The debut release from Tucson electronic duo Glacier.WAV is equally paradoxical and practical. Written in the desert, but featuring icy imagery and cool synths, the self-titled album fuses environmental concepts and personal anxiety: climate change, government failure, pandemic isolation and romantic deficiency. It’s a singular album, looking both forward and back, but capturing that dizziness of the modern era. Even the natural imagery is formed from synthetic tones.

Composed by Frank Anzaldua and sung by Jaime J. Soto, the album combines pop hooks and electronic atmospheres, but stretches far beyond the central style of synthwave — a genre of electronic music taking influence from the keyboards and aesthetics of the '80s, which also combines elements of synthpop, disco and ambient. The whole style is well-represented in the album's cover art, an isolated figure standing on a cool blue backdrop beneath the moon, all warped by an analog tape haze.

"The first song we did for this project which set the stage for the album was ‘Glacier’,” Anzaldua said. “The song was about the increasingly dangerous situation of the climate and the apathy, resignance, and nostalgia our culture uses to ignore the problem. Here we used the nostalgia of synthwave to work as an analogy for the way we approach global issues."

These themes continue with the instrumental track "Colony Collapse," a vast electronic track reminiscent of the Blade Runner soundtrack, mixing melancholy and psychedelia over one of the most powerful guitar solos on the album. The entire song builds over a repetitive synthesizer melody adding layers of instruments and noise until the entire thing struggles under its own weight — hinted at by the title, a phenomenon of the Earth's disappearing bee population. 

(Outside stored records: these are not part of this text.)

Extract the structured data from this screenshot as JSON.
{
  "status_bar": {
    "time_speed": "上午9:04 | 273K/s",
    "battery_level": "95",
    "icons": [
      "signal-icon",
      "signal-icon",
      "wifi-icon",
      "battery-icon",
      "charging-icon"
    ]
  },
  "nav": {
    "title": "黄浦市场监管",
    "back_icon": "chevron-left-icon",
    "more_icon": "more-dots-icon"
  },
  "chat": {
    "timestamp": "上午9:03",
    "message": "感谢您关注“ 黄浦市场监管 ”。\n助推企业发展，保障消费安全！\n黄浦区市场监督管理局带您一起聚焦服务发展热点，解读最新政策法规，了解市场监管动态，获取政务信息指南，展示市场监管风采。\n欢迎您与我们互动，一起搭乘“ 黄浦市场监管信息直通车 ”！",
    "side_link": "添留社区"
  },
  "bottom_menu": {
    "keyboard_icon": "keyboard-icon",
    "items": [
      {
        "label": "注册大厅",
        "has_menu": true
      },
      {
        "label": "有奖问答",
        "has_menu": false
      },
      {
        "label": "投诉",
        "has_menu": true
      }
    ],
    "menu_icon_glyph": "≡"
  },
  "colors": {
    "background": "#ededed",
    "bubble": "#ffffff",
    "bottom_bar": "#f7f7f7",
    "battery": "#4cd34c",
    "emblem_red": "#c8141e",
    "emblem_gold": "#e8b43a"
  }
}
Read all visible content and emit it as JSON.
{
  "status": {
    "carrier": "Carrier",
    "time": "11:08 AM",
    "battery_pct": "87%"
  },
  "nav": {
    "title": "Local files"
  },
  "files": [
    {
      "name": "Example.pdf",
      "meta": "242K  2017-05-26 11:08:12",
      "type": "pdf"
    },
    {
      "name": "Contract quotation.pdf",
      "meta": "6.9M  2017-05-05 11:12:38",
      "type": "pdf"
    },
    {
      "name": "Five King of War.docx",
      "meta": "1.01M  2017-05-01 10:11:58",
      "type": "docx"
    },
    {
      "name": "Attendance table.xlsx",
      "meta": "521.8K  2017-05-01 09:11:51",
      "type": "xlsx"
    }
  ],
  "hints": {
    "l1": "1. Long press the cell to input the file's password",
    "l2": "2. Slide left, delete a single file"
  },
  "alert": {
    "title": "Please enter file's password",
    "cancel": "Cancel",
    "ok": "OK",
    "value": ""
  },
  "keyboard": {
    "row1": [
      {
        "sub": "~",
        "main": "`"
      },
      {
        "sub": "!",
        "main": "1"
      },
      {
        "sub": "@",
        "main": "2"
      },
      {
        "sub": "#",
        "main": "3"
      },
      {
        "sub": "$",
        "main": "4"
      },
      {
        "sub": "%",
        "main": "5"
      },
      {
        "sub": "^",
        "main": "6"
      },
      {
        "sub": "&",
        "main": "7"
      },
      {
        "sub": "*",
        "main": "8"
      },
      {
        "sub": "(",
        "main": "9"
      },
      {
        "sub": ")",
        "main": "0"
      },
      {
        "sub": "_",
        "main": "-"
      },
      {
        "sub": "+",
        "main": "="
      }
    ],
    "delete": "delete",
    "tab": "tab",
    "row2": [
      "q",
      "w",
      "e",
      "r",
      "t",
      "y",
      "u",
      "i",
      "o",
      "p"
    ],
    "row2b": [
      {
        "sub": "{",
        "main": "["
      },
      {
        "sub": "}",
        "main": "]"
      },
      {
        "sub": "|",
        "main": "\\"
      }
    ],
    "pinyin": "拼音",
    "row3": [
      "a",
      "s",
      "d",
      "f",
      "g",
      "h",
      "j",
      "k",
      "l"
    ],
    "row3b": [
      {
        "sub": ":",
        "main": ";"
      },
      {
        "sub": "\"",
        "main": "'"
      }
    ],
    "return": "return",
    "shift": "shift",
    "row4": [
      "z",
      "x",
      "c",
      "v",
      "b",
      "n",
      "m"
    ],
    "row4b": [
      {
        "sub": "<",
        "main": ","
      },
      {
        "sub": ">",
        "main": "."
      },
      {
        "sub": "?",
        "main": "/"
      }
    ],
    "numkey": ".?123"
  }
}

Soto says the album was also influenced by a memory of Al Gore in the early 2000s describing global climate change and its effects on the glaciers. Gore described how polar bears are left with fewer pieces of ice to survive on due to a warming atmosphere. That image of a drowning polar bear has stuck with Soto ever since, and worked particularly well when Anzaldua shared the music for the track that would become “Glacier.”

“The song and album snowballed after having these thoughts and memories,” Soto said. “I had landed on a perspective that made me feel powerful but anxious. I’m still trying to figure how to make better choices for the environment but failing at it. This oscillation between power and terror is where the theme of the album stems for me, even on the relationship songs.”

Although Glacier.WAV features some apocalyptic imagery, this is not to say it’s overly sombre. In fact, it’s surprisingly catchy and entertaining for all its influence. The album even plays with the concept of temperatures (global warming, glacial imagery) in the timbres of various synth notes throughout its runtime.

“When listening to the music Frank produced, I had a lot of atmospheric visions of earth and space. It was an important challenge for me to capture the images and feelings the music brought up in me,” Soto said. “The higher pitched synths on ‘Glacier’ made me think of alarms and urgency. The lower toned synths and my medium-low vocal made me feel warmth. I hope these elements are also felt by the listener. Growing up a desert kid, night-time Tucson skies are always an inspiration to my writing.”

The Tucson skies are a character themselves in the music video for “I Want to Feel the Sun,” produced by Dan and Gabe Singleton. The video details a chase through the Sonoran landscape with plenty of sci-fi effects thrown in for good measure.

A warning of sorts, Glacier.WAV never feels reprimanding. As the album continues, it even grows from tracks like "Never Gonna Make It" to "Vine," where Soto sings “I could never cut the vine stretching from your heart to mine. I know I’ll grow. I’ll grow in time.”

“We revive the ballads of the ‘80s from greats like Prince to also revive the love we have and need within ourselves and for our loved ones, even when it is increasingly difficult to accomplish in an age of anxiety,” Anzaldua said. “This is, has been, and always will be our way out.”